Class Ch. 7 Low Ch. 7 High Plan Recovery
Bridge Claims 100.0% 100.0% 100.0%
Class 3 — First Lien 5.3% 23.7% ~54.4%
Class 4 — DOJ 0.0% 0.0% 100.0%
Class 5 — PIK Notes 0.0% 0.0% ~3.5%
Class 6 — Convertible Notes 0.0% 0.0% ~3.5%
Class 7 — General Unsecured 0.0% 0.0% 100.0%

Ongoing Obligations and Litigation

The reinstated DOJ claims carry continuing fine payments through June 2028 and a compliance monitorship through at least January 2028, obligations the reorganized entity inherits. The fraud complaint against the CEO, tied to the same September 2024 financing that created the PIK Notes, sits alongside the special committee's investigation. If those claims have merit, they could touch the releases, the committee's determinations, and the treatment of the PIK Notes themselves.

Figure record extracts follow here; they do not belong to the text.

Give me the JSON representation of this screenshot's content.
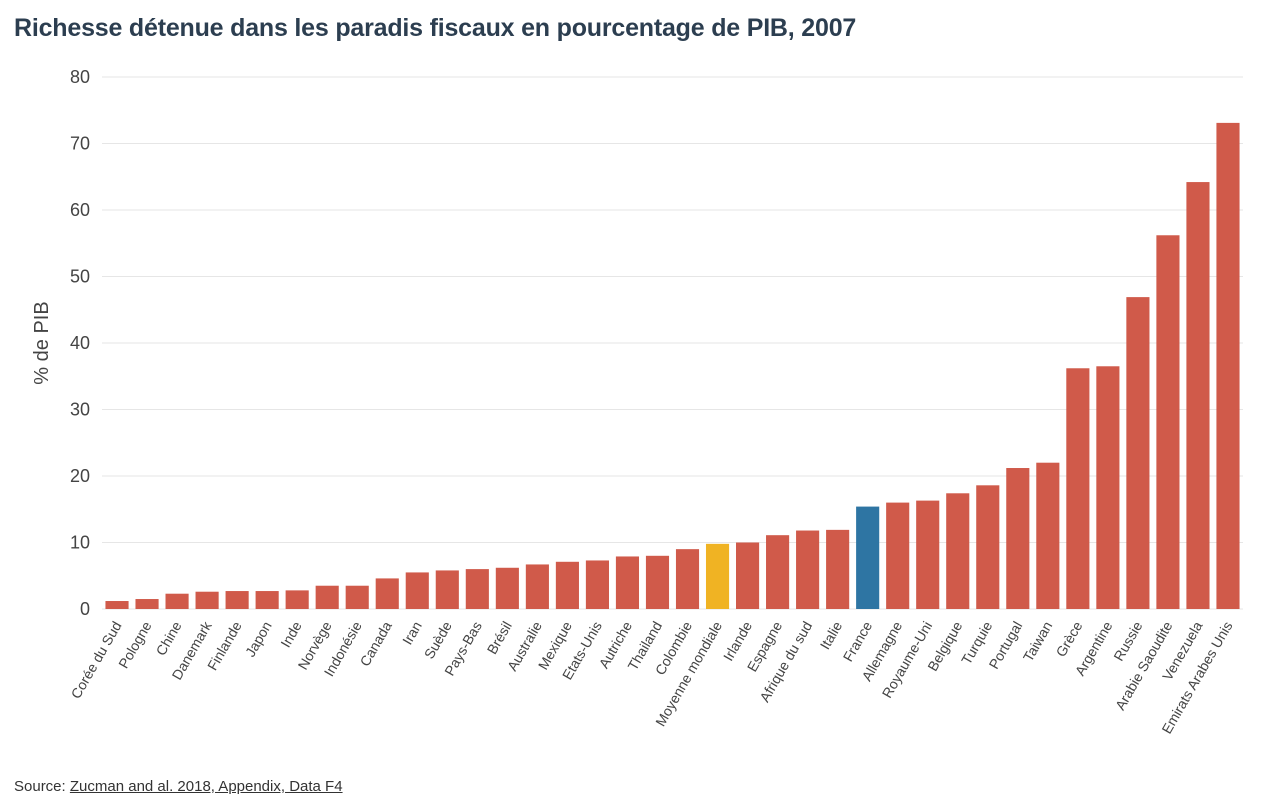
{
  "title": "Richesse détenue dans les paradis fiscaux en pourcentage de PIB, 2007",
  "source": {
    "prefix": "Source: ",
    "link_text": "Zucman and al. 2018, Appendix, Data F4"
  },
  "colors": {
    "default": "#d05a4a",
    "world_average": "#f0b323",
    "france": "#2e75a3",
    "grid": "#e6e6e6"
  },
  "chart_data": {
    "type": "bar",
    "title": "Richesse détenue dans les paradis fiscaux en pourcentage de PIB, 2007",
    "xlabel": "",
    "ylabel": "% de PIB",
    "ylim": [
      0,
      80
    ],
    "yticks": [
      0,
      10,
      20,
      30,
      40,
      50,
      60,
      70,
      80
    ],
    "grid": true,
    "categories": [
      "Corée du Sud",
      "Pologne",
      "Chine",
      "Danemark",
      "Finlande",
      "Japon",
      "Inde",
      "Norvège",
      "Indonésie",
      "Canada",
      "Iran",
      "Suède",
      "Pays-Bas",
      "Brésil",
      "Australie",
      "Mexique",
      "Etats-Unis",
      "Autriche",
      "Thailand",
      "Colombie",
      "Moyenne mondiale",
      "Irlande",
      "Espagne",
      "Afrique du sud",
      "Italie",
      "France",
      "Allemagne",
      "Royaume-Uni",
      "Belgique",
      "Turquie",
      "Portugal",
      "Taiwan",
      "Grèce",
      "Argentine",
      "Russie",
      "Arabie Saoudite",
      "Venezuela",
      "Emirats Arabes Unis"
    ],
    "values": [
      1.2,
      1.5,
      2.3,
      2.6,
      2.7,
      2.7,
      2.8,
      3.5,
      3.5,
      4.6,
      5.5,
      5.8,
      6.0,
      6.2,
      6.7,
      7.1,
      7.3,
      7.9,
      8.0,
      9.0,
      9.8,
      10.0,
      11.1,
      11.8,
      11.9,
      15.4,
      16.0,
      16.3,
      17.4,
      18.6,
      21.2,
      22.0,
      36.2,
      36.5,
      46.9,
      56.2,
      64.2,
      73.1
    ],
    "highlight": {
      "Moyenne mondiale": "world_average",
      "France": "france"
    }
  }
}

Taken as a whole, the Inotiv filing is a coordinated prepackaged restructuring that preserves going-concern value, keeps trade creditors and employees whole, and delivers the company to its senior secured lenders through equitization. The open question is execution: whether the debtors can hold the expedited RSA calendar while managing potential objections from out-of-the-money equity holders, any concerns the U.S. Trustee raises about the pace or the scope of releases, and the loose thread of the special committee's investigation.

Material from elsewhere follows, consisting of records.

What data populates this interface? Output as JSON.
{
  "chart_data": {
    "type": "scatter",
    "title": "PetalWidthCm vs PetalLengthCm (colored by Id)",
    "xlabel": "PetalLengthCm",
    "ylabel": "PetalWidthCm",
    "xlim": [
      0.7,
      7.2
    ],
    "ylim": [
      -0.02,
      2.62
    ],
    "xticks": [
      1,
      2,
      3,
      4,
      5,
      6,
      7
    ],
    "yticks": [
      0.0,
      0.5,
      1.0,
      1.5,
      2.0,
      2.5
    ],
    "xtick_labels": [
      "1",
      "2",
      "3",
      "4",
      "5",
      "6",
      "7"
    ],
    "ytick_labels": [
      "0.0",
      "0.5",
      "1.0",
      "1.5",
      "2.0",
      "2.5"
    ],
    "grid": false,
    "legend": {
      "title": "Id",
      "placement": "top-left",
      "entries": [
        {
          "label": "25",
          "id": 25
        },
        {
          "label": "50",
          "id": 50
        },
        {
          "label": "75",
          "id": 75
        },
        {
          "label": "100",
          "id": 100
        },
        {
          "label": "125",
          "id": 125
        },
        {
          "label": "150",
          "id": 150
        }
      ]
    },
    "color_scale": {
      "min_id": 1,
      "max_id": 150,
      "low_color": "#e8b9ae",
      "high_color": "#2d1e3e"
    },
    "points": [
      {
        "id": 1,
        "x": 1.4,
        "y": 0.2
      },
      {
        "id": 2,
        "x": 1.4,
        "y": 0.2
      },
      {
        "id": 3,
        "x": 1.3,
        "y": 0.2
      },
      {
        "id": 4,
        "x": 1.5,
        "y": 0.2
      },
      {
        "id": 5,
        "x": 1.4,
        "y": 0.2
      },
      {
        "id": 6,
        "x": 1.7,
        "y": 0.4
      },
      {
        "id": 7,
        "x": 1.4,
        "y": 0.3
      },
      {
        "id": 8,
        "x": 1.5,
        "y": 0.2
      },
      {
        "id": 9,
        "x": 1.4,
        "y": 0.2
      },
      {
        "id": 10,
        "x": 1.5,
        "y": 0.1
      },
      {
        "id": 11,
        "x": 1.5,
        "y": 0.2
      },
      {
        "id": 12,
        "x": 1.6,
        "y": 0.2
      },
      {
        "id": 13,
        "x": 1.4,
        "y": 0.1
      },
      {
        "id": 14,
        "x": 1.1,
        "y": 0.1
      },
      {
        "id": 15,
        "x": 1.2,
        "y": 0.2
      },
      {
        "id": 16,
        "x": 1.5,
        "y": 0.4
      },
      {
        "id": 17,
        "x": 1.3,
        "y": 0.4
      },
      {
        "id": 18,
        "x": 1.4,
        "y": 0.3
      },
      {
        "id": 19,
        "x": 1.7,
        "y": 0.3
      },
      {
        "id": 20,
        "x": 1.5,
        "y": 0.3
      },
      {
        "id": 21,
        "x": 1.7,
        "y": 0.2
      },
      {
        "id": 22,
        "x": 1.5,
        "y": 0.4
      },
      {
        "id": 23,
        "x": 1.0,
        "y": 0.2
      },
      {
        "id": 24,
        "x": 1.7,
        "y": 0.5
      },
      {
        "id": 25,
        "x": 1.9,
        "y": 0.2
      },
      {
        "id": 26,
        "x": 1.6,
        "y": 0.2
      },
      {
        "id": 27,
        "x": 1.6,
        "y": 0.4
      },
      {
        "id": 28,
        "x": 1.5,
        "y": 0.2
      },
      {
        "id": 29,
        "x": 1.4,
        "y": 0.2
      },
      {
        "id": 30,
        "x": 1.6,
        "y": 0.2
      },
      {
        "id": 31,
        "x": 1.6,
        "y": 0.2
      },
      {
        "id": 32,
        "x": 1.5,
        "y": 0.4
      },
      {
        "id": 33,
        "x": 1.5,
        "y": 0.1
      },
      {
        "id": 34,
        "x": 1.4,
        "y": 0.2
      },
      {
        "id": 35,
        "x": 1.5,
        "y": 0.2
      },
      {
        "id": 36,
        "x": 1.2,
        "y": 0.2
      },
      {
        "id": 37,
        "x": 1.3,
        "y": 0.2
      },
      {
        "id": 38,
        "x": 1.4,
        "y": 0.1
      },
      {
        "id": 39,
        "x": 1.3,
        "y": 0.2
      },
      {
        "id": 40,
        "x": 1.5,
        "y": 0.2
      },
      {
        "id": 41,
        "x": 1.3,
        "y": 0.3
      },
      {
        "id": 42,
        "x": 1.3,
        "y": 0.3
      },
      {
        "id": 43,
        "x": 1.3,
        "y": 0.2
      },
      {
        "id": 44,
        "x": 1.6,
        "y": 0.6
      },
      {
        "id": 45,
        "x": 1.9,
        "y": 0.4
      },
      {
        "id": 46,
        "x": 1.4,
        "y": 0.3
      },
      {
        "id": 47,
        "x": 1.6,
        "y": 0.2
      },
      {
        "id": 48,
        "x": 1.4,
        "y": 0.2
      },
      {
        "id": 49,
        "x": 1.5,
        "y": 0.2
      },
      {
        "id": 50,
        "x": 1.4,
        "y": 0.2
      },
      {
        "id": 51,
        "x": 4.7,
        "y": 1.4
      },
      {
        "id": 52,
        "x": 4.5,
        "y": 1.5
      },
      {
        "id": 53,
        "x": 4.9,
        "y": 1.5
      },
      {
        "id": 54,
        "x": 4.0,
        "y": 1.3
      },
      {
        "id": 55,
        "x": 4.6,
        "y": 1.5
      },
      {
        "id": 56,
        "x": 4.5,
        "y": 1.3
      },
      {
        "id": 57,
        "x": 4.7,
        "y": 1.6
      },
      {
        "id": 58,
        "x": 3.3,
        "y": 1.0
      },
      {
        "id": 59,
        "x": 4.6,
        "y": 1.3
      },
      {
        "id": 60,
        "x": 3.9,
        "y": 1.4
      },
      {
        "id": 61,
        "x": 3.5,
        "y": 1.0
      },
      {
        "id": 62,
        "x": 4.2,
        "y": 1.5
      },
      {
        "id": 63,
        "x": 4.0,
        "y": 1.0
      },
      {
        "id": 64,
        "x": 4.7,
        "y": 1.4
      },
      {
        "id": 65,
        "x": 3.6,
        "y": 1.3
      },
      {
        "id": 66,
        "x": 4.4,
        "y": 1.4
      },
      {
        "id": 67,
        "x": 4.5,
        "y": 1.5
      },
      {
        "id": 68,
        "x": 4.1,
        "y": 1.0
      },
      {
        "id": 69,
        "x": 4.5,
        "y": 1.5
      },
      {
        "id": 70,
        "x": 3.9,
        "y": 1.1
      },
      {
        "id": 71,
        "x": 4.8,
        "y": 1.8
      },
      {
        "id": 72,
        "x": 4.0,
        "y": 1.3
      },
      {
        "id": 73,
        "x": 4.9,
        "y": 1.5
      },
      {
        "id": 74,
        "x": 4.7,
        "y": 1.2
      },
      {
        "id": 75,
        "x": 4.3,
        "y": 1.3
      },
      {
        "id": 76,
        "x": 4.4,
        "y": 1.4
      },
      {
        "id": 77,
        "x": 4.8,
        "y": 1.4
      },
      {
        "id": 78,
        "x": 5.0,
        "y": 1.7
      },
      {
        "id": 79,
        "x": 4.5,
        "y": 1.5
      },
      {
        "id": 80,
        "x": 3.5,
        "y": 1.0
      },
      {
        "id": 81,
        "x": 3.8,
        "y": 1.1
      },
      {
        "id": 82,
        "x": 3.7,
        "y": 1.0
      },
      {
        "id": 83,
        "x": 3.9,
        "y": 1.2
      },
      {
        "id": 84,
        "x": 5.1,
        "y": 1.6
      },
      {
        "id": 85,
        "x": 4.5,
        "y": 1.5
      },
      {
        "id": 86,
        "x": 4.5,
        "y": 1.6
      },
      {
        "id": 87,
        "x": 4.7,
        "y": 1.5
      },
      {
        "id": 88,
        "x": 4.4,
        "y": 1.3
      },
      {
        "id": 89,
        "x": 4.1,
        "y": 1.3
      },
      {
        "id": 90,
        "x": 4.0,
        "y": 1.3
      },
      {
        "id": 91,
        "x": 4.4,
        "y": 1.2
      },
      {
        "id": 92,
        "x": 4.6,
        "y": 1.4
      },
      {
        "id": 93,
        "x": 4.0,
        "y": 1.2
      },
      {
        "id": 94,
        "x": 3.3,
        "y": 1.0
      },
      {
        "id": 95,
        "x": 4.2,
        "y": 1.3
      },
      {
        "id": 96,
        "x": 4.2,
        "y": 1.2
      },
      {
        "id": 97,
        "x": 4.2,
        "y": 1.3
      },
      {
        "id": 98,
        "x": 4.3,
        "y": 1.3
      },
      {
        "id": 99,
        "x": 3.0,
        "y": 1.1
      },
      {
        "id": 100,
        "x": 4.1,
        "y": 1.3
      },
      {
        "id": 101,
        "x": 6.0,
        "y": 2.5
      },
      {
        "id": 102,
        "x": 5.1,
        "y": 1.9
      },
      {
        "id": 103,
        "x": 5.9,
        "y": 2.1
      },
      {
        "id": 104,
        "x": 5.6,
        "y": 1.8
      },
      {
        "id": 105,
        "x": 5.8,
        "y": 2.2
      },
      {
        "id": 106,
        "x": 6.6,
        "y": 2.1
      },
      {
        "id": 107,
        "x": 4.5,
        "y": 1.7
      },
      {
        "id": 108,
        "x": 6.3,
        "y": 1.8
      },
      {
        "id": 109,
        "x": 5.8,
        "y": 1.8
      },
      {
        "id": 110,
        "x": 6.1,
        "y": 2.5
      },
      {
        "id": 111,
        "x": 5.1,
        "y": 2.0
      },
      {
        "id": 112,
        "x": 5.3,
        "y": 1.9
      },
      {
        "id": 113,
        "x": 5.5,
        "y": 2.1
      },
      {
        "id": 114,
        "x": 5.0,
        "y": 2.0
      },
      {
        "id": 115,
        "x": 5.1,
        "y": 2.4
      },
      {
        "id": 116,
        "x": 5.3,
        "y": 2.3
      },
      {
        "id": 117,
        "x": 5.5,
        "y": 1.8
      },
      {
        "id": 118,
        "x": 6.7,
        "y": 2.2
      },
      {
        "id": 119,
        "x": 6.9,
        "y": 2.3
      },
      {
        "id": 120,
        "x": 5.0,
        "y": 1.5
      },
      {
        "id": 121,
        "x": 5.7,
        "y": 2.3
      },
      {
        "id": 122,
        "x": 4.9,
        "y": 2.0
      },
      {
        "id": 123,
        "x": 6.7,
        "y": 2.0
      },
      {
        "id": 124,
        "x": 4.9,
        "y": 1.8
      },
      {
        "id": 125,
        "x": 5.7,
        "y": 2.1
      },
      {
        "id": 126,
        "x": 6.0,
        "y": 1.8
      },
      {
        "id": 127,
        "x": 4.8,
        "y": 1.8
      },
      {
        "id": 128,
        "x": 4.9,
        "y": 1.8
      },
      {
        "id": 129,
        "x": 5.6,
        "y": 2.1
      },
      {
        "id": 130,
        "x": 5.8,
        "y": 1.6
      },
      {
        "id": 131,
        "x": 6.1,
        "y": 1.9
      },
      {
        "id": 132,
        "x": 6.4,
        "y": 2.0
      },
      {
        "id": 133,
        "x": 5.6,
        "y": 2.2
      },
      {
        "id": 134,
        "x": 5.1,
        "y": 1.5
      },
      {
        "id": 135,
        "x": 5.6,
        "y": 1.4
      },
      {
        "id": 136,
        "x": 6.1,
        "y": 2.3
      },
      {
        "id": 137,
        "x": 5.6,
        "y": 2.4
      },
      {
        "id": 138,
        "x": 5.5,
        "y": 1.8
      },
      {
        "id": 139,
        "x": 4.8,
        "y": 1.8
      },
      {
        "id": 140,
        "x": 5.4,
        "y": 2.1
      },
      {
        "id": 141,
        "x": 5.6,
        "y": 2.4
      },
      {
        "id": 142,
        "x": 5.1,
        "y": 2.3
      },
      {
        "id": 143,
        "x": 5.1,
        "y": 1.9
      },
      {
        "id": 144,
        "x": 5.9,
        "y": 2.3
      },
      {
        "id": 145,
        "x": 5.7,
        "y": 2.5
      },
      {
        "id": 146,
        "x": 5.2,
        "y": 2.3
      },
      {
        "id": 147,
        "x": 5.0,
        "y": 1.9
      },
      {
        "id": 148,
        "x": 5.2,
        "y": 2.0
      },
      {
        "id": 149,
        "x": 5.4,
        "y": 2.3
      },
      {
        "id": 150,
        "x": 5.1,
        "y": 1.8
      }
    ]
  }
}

About This Report: This Special Report analyzes the first-day filing package in In re Inotiv, Inc., et al., No. 26-90601 (CML), pending in the United States Bankruptcy Court for the Southern District of Texas, Houston Division. It is drawn from the 18 docket entries filed on June 3, 2026, including the voluntary petition, the CFO declaration, the joint prepackaged plan, the disclosure statement, the DIP financing and related first-day motions, and supporting declarations. The plan described here has been proposed but not confirmed; objection deadlines have not passed, terms may be amended, and confirmation is not guaranteed. All figures are as stated in the source filings, and projected and estimated figures are identified as such.